Is this just some middle aged New Englander white guy with a camera reacting to this most unusual of landscapes, responding to the differences between home and here? God, I hope not. Remember, by this time this kind of place is not new for me, this photographing in the Southwest. 

After a few more we arrive here:

which begins to get us somewhere very specific. There have been people here and a very long time ago.

There is also a landscape bizarre and unique. No tourists, not on the map or at the end of a trail, no attraction. This made me feel unique, privileged to be in what turned out to be something of a sacred space.

Here we are, finally, to a line of antelope or deer scratched out of the rock face how many years ago?

Sitting there, year after year, right there on a moonless night in February, with snow drifted up against the base of the wall or baking in the August sun, season after season. To, finally our own more present form of lasting, of preserving something of ourselves long after we are gone:

I remember being so offended at the discovery, from petroglyphs cherished for being authentic and a window into an honorable past to graffiti, the most recent carved into the rock just a few years ago, "DDRA or DORA 2-21-93", as though one was to be preserved and honored and the newer reviled as crude markings by teenagers clueless to our national heritage.

How did I end the Bluff Utah series? With this:

which was a symbol for me of both the real place, this ineffable shrine with something man made in the shape of a circle on the rock floor.

In the last scene in the wonderful 1982 movie "Blade Runner"directed by Ridley Scott and starring Harrison Ford, Rutger Hauer, a "replicant" whose time has run out says, "I've seen things..."

I too have seen things. 

Topics: Black and White,Southwest,Vintage

Permalink | Posted October 19, 2016

Bartlett's Wash, Utah

This is another Southwest series and the third as I run through my catalog of works made but not seen, at least by most of you.
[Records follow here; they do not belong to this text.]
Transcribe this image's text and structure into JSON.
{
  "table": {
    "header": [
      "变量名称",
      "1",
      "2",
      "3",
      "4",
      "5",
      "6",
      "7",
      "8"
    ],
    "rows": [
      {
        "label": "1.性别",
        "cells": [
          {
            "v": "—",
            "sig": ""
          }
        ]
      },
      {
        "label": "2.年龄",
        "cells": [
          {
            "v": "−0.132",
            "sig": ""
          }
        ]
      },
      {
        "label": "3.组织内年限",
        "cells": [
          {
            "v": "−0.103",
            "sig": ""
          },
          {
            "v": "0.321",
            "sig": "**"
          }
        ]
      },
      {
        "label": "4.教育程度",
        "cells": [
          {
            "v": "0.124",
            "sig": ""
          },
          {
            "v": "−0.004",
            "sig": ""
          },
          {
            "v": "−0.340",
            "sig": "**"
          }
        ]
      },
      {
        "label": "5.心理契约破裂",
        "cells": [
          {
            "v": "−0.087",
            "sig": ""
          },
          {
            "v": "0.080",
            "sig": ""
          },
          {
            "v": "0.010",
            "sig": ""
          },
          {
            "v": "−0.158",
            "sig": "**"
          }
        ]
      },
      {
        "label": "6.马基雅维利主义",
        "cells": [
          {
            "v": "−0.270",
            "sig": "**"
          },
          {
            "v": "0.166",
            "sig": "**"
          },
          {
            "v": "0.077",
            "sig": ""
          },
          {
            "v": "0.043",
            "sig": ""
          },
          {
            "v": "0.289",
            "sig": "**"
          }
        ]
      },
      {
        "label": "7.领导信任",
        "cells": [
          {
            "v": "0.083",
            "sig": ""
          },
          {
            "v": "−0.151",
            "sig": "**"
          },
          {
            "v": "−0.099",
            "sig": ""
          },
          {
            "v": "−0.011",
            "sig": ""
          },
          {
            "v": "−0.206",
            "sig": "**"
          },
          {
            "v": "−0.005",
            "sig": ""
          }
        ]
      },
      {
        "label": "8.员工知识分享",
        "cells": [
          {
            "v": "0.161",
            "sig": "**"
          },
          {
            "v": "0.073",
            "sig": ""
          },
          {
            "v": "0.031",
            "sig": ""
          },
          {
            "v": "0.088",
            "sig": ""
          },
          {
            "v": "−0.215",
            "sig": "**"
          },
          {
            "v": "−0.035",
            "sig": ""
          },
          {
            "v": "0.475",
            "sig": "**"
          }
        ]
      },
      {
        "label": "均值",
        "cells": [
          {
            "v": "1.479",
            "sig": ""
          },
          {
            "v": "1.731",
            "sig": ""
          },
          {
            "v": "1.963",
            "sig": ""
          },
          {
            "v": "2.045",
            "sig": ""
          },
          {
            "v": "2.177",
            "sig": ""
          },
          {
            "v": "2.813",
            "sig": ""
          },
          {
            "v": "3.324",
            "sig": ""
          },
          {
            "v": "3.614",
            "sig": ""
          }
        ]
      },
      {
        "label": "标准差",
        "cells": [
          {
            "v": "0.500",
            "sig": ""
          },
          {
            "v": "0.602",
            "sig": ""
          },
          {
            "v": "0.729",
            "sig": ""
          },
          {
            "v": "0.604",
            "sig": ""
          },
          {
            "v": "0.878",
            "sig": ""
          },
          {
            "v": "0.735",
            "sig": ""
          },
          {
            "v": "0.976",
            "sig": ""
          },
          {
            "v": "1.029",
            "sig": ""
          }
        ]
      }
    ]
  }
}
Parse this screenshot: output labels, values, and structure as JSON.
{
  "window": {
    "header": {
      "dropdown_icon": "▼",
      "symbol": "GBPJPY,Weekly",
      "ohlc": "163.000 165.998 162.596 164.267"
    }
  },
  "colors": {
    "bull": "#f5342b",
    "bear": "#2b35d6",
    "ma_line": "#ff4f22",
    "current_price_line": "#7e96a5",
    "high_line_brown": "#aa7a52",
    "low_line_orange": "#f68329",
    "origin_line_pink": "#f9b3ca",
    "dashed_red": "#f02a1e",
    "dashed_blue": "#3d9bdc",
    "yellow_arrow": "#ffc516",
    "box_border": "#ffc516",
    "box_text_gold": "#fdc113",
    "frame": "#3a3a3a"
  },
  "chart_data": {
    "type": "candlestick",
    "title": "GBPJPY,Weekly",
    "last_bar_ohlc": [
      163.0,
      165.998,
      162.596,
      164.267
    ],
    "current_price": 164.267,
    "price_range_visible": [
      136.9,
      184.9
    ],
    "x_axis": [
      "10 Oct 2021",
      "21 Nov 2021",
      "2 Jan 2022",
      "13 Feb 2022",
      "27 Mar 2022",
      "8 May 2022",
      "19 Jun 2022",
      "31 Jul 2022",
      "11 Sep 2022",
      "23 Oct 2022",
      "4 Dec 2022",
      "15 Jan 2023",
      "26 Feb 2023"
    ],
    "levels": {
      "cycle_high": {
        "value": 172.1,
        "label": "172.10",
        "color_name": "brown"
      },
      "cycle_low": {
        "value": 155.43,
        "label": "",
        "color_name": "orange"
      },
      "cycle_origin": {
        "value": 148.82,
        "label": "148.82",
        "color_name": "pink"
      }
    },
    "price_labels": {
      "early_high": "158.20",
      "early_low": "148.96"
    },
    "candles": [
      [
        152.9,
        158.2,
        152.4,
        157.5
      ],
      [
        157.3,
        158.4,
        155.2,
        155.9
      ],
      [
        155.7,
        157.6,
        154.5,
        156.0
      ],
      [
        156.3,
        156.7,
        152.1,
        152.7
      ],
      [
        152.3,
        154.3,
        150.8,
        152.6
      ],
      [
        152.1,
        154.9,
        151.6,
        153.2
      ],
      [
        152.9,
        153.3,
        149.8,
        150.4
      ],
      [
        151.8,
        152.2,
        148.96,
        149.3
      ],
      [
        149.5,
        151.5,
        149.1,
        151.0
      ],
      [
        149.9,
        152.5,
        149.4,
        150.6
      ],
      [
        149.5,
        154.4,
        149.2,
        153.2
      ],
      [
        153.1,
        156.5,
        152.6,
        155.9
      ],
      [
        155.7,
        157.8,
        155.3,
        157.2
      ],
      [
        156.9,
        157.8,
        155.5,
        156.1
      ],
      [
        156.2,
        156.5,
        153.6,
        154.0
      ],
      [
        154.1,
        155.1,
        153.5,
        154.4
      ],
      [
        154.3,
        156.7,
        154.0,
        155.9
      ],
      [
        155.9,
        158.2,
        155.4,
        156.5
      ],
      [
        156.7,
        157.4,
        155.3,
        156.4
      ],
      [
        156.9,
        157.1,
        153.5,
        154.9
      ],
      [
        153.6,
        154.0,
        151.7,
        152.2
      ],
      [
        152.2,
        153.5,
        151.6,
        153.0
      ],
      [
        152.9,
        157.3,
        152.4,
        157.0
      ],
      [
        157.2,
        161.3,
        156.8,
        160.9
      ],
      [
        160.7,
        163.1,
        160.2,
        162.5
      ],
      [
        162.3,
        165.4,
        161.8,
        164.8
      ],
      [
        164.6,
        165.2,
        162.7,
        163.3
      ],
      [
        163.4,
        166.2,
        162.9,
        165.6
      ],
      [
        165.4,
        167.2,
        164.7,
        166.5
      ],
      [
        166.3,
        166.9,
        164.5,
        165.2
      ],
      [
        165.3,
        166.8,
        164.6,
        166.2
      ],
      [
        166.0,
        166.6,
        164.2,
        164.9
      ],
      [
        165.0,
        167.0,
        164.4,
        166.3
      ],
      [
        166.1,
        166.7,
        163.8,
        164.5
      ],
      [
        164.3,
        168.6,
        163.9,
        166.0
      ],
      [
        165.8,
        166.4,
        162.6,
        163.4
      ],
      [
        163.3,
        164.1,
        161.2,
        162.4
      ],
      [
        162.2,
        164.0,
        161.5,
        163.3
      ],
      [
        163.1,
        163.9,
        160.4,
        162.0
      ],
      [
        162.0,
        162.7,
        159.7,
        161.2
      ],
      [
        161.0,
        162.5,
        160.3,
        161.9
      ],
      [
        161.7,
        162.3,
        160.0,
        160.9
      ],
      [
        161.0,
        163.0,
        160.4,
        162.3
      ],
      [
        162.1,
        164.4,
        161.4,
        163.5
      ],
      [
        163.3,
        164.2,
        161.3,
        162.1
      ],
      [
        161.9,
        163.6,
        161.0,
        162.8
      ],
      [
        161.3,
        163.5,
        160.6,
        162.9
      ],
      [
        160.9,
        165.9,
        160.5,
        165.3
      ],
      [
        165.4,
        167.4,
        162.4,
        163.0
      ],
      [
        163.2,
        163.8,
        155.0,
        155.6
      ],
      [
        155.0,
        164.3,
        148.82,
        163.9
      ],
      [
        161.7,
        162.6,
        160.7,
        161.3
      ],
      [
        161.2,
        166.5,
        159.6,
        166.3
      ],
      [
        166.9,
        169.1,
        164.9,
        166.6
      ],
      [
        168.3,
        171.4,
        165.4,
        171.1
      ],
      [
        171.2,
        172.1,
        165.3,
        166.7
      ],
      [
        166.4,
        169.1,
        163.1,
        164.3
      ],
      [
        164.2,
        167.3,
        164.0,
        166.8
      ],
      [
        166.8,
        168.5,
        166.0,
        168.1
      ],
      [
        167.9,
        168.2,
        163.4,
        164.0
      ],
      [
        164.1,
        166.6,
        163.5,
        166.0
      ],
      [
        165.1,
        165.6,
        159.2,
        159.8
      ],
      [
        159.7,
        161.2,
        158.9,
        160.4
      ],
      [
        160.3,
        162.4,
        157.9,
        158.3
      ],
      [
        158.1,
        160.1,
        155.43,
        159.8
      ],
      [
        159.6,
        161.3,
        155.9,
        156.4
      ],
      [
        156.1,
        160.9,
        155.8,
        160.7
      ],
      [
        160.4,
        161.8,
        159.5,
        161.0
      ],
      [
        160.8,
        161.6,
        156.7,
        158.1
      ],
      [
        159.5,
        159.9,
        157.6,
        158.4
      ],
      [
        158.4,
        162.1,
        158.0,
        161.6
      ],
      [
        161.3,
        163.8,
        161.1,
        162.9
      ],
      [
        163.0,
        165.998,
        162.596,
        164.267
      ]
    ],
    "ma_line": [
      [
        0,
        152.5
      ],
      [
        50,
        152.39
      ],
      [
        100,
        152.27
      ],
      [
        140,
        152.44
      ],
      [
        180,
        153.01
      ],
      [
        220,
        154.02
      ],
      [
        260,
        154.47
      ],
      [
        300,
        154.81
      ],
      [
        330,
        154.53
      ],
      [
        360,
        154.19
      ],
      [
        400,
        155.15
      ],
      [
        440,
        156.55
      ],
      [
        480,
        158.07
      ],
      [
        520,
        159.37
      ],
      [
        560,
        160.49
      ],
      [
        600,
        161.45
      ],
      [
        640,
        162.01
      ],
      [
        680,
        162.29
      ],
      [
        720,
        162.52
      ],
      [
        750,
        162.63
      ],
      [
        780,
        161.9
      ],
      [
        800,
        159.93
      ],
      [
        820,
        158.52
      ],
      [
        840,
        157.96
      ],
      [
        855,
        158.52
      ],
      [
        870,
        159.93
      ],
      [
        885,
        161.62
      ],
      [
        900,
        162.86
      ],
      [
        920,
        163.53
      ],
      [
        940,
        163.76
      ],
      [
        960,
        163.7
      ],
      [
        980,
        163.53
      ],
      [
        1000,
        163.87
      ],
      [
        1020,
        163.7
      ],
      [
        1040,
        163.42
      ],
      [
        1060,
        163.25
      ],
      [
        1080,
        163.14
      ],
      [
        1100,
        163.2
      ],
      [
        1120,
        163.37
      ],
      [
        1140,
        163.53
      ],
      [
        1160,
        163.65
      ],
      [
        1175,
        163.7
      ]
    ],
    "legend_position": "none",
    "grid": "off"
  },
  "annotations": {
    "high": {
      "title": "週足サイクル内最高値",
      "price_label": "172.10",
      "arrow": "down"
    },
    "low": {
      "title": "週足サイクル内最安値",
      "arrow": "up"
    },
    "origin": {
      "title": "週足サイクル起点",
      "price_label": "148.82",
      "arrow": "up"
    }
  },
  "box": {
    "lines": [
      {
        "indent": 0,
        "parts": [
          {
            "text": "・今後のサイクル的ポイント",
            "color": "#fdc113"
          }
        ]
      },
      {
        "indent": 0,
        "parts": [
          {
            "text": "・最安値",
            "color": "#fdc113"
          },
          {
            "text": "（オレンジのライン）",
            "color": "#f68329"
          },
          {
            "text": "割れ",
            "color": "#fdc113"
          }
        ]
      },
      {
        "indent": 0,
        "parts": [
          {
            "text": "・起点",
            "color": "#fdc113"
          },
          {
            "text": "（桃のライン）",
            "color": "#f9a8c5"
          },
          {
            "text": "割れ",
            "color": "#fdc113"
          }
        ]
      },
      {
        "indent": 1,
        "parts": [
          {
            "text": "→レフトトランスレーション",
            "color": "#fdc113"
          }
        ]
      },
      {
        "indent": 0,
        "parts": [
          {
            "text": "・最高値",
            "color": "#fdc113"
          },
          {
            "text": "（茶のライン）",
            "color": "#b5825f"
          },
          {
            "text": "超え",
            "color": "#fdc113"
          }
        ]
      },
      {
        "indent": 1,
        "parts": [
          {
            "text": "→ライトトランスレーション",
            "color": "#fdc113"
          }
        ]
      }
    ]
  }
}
The full  series is now on the site: here.

I did have a show of these in the building I taught in at Northeastern University. The atrium at the entrance on the ground floor had glass cases. It was used for faculty and students to have shows in them. Here is the signage, complete with a typo, that hung as the introduction to the Bartlett's Wash work:

The series starts off with these two, pointing down.

These are 1,2,3 in the series and you can tell I am working at shaking things up in the first two by denying the horizon. Then comes

a large subset of horizon and sky pictures, used to counter the first two, getting more reductive as they progress.

And then next to the rock itself which is so phenomenal:

Then to numbers 13 and 14 in the series, where I tried to present the issue of scale by making a frame then shooting my sneakers in the next one:

While this was meant to be amusing, of course, I also now look at the pair of them as being a real comment on abstraction and how photography can take things out of context and distort real things.

I do this less now that I am much older but I wasn't against making pictures then that were about making pictures. I wasn't an artist that shied away from process, as many do. It was okay by me that you could see that I was standing there camera in hand making a picture. I am no purist. In fact in this series I put myself right in there in the last frame:

I believe I came to terms with that as a student when I noticed Robert Frank reflected back from the barber's window in the "The Americans" or Lee Friedlander's shadow in the empty store front window. I am big these days on what gives one "permission" to do something. Well, those pictures and others gave me permission to put myself in this series.